Iran tensions rise as Strait of Hormuz closure looms, oil market unmoved

2 hours ago 2



The Wall Street Journal describes the Iran-Venezuela situation as “reverse,” with heightened tensions in Iran. The market for crude oil hitting $90 by the end of June sits at 0% YES, shaped by the potential closure of the Strait of Hormuz.

Market reaction

The WSJ report contrasts US-led operations in Venezuela and Iran. Venezuela is seeing de-escalation with a transitional government, while Iran faces increased hostilities after the assassination of its Supreme Leader. The crude oil market is pricing in near-zero probability of a $90 spike, even as a Strait of Hormuz closure would directly threaten global oil supply. Current face value of trades is $0, and $6,636 is needed to move the price by 5 points.

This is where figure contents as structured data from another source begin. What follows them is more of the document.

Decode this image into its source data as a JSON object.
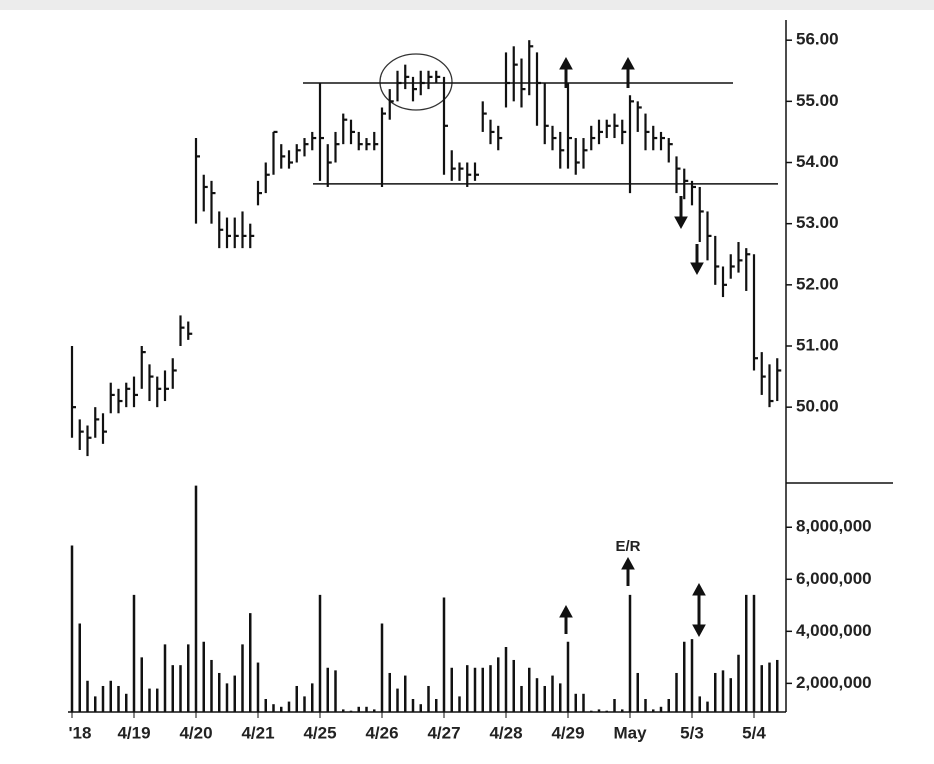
{
  "chart_data": [
    {
      "type": "hlc",
      "color": "#111111",
      "high": [
        51.0,
        49.8,
        49.7,
        50.0,
        49.9,
        50.4,
        50.3,
        50.4,
        50.5,
        51.0,
        50.7,
        50.5,
        50.6,
        50.8,
        51.5,
        51.4,
        54.4,
        53.8,
        53.7,
        53.2,
        53.1,
        53.1,
        53.2,
        53.0,
        53.7,
        54.0,
        54.5,
        54.3,
        54.2,
        54.3,
        54.4,
        54.5,
        55.3,
        54.3,
        54.5,
        54.8,
        54.7,
        54.5,
        54.4,
        54.5,
        54.9,
        55.2,
        55.5,
        55.6,
        55.4,
        55.5,
        55.5,
        55.5,
        55.4,
        54.2,
        54.0,
        54.0,
        54.0,
        55.0,
        54.7,
        54.6,
        55.8,
        55.9,
        55.7,
        56.0,
        55.8,
        55.3,
        54.6,
        54.5,
        55.3,
        54.4,
        54.4,
        54.6,
        54.7,
        54.7,
        54.8,
        54.7,
        55.1,
        55.0,
        54.8,
        54.6,
        54.5,
        54.4,
        54.1,
        53.9,
        53.7,
        53.6,
        53.2,
        52.8,
        52.3,
        52.5,
        52.7,
        52.6,
        52.5,
        50.9,
        50.7,
        50.8
      ],
      "low": [
        49.5,
        49.3,
        49.2,
        49.5,
        49.4,
        49.9,
        49.9,
        50.0,
        50.0,
        50.3,
        50.1,
        50.0,
        50.1,
        50.3,
        51.0,
        51.1,
        53.0,
        53.2,
        53.0,
        52.6,
        52.6,
        52.6,
        52.6,
        52.6,
        53.3,
        53.5,
        53.8,
        53.9,
        53.9,
        54.0,
        54.1,
        54.2,
        53.7,
        53.6,
        54.0,
        54.3,
        54.3,
        54.2,
        54.2,
        54.2,
        53.6,
        54.7,
        55.0,
        55.2,
        55.0,
        55.1,
        55.2,
        55.3,
        53.8,
        53.7,
        53.7,
        53.6,
        53.7,
        54.5,
        54.3,
        54.2,
        54.9,
        55.0,
        54.9,
        55.1,
        54.6,
        54.3,
        54.2,
        53.9,
        53.9,
        53.8,
        53.9,
        54.2,
        54.3,
        54.4,
        54.4,
        54.3,
        53.5,
        54.5,
        54.2,
        54.2,
        54.2,
        54.0,
        53.5,
        53.4,
        53.3,
        52.7,
        52.4,
        52.0,
        51.8,
        52.1,
        52.2,
        51.9,
        50.6,
        50.2,
        50.0,
        50.1
      ],
      "close": [
        50.0,
        49.6,
        49.5,
        49.8,
        49.6,
        50.2,
        50.1,
        50.3,
        50.2,
        50.9,
        50.5,
        50.3,
        50.3,
        50.6,
        51.3,
        51.2,
        54.1,
        53.6,
        53.5,
        52.9,
        52.8,
        52.8,
        52.8,
        52.8,
        53.5,
        53.8,
        54.5,
        54.1,
        54.0,
        54.2,
        54.3,
        54.4,
        54.4,
        54.0,
        54.3,
        54.7,
        54.5,
        54.3,
        54.3,
        54.3,
        54.8,
        55.0,
        55.3,
        55.4,
        55.2,
        55.3,
        55.4,
        55.4,
        54.6,
        53.9,
        53.9,
        53.8,
        53.8,
        54.8,
        54.5,
        54.4,
        55.3,
        55.6,
        55.2,
        55.9,
        55.3,
        54.6,
        54.4,
        54.2,
        54.4,
        54.0,
        54.2,
        54.4,
        54.5,
        54.6,
        54.6,
        54.5,
        55.0,
        54.9,
        54.5,
        54.4,
        54.4,
        54.3,
        53.9,
        53.7,
        53.6,
        53.2,
        52.8,
        52.3,
        52.0,
        52.3,
        52.4,
        52.5,
        50.8,
        50.5,
        50.1,
        50.6
      ],
      "levels": [
        55.3,
        53.65
      ],
      "ylim": [
        48.76,
        56.33
      ],
      "yticks": [
        {
          "value": 50,
          "label": "50.00"
        },
        {
          "value": 51,
          "label": "51.00"
        },
        {
          "value": 52,
          "label": "52.00"
        },
        {
          "value": 53,
          "label": "53.00"
        },
        {
          "value": 54,
          "label": "54.00"
        },
        {
          "value": 55,
          "label": "55.00"
        },
        {
          "value": 56,
          "label": "56.00"
        }
      ]
    },
    {
      "type": "bar",
      "color": "#111111",
      "annotation": "E/R",
      "categories": [
        "'18",
        null,
        null,
        null,
        null,
        null,
        null,
        null,
        "4/19",
        null,
        null,
        null,
        null,
        null,
        null,
        null,
        "4/20",
        null,
        null,
        null,
        null,
        null,
        null,
        null,
        "4/21",
        null,
        null,
        null,
        null,
        null,
        null,
        null,
        "4/25",
        null,
        null,
        null,
        null,
        null,
        null,
        null,
        "4/26",
        null,
        null,
        null,
        null,
        null,
        null,
        null,
        "4/27",
        null,
        null,
        null,
        null,
        null,
        null,
        null,
        "4/28",
        null,
        null,
        null,
        null,
        null,
        null,
        null,
        "4/29",
        null,
        null,
        null,
        null,
        null,
        null,
        null,
        "May",
        null,
        null,
        null,
        null,
        null,
        null,
        null,
        "5/3",
        null,
        null,
        null,
        null,
        null,
        null,
        null,
        "5/4",
        null,
        null,
        null
      ],
      "values": [
        7300000,
        4300000,
        2100000,
        1500000,
        1900000,
        2100000,
        1900000,
        1600000,
        5400000,
        3000000,
        1800000,
        1800000,
        3500000,
        2700000,
        2700000,
        3500000,
        9600000,
        3600000,
        2900000,
        2400000,
        2000000,
        2300000,
        3500000,
        4700000,
        2800000,
        1400000,
        1200000,
        1100000,
        1300000,
        1900000,
        1500000,
        2000000,
        5400000,
        2600000,
        2500000,
        1000000,
        950000,
        1100000,
        1100000,
        1000000,
        4300000,
        2400000,
        1800000,
        2300000,
        1400000,
        1200000,
        1900000,
        1400000,
        5300000,
        2600000,
        1500000,
        2700000,
        2600000,
        2600000,
        2700000,
        3000000,
        3400000,
        2900000,
        1900000,
        2600000,
        2200000,
        1900000,
        2300000,
        2000000,
        3600000,
        1600000,
        1600000,
        950000,
        1000000,
        950000,
        1400000,
        1000000,
        5400000,
        2400000,
        1400000,
        1000000,
        1100000,
        1400000,
        2400000,
        3600000,
        3700000,
        1500000,
        1300000,
        2400000,
        2500000,
        2200000,
        3100000,
        5400000,
        5400000,
        2700000,
        2800000,
        2900000
      ],
      "ylim": [
        900000,
        9700000
      ],
      "yticks": [
        {
          "value": 2000000,
          "label": "2,000,000"
        },
        {
          "value": 4000000,
          "label": "4,000,000"
        },
        {
          "value": 6000000,
          "label": "6,000,000"
        },
        {
          "value": 8000000,
          "label": "8,000,000"
        }
      ]
    }
  ]
}
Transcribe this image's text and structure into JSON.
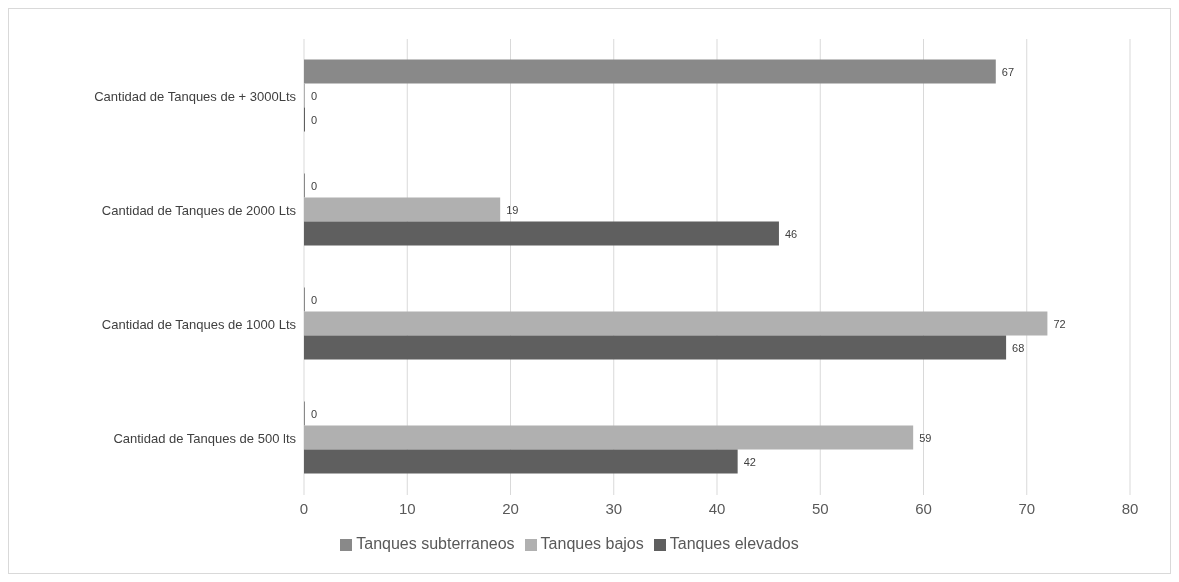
{
  "chart_data": {
    "type": "bar",
    "orientation": "horizontal",
    "categories": [
      "Cantidad de Tanques de + 3000Lts",
      "Cantidad de Tanques de 2000 Lts",
      "Cantidad de Tanques de 1000 Lts",
      "Cantidad de Tanques de  500 lts"
    ],
    "series": [
      {
        "name": "Tanques subterraneos",
        "color": "#898989",
        "values": [
          67,
          0,
          0,
          0
        ]
      },
      {
        "name": "Tanques bajos",
        "color": "#b0b0b0",
        "values": [
          0,
          19,
          72,
          59
        ]
      },
      {
        "name": "Tanques elevados",
        "color": "#5f5f5f",
        "values": [
          0,
          46,
          68,
          42
        ]
      }
    ],
    "xlim": [
      0,
      80
    ],
    "xticks": [
      0,
      10,
      20,
      30,
      40,
      50,
      60,
      70,
      80
    ],
    "grid": "x",
    "legend": "bottom",
    "data_labels": true
  }
}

The Iran leadership status market, tracking whether Iran has no head of state by the end of 2026, is also at 0% YES. A hardliner successor has maintained control through the ongoing regional tensions.

Why it matters

The crude oil market carries a 25% expected move given potential supply disruptions from a Hormuz closure. But the $0 trade volume signals that no one is actively positioning. The gap between the theoretical supply risk and actual market activity is wide: traders are not yet treating a prolonged Hormuz disruption as likely enough to bet on.

What to watch

Buying YES at 0¢ offers a theoretical high return, but requires belief in prolonged conflict shutting down global oil routes. EIA updates, OPEC+ announcements, and statements from Saudi Arabia’s Energy Minister or Russia’s Deputy Prime Minister could all shift pricing quickly. The 0% reading means any concrete development toward a Hormuz closure would produce outsized price movement relative to capital deployed.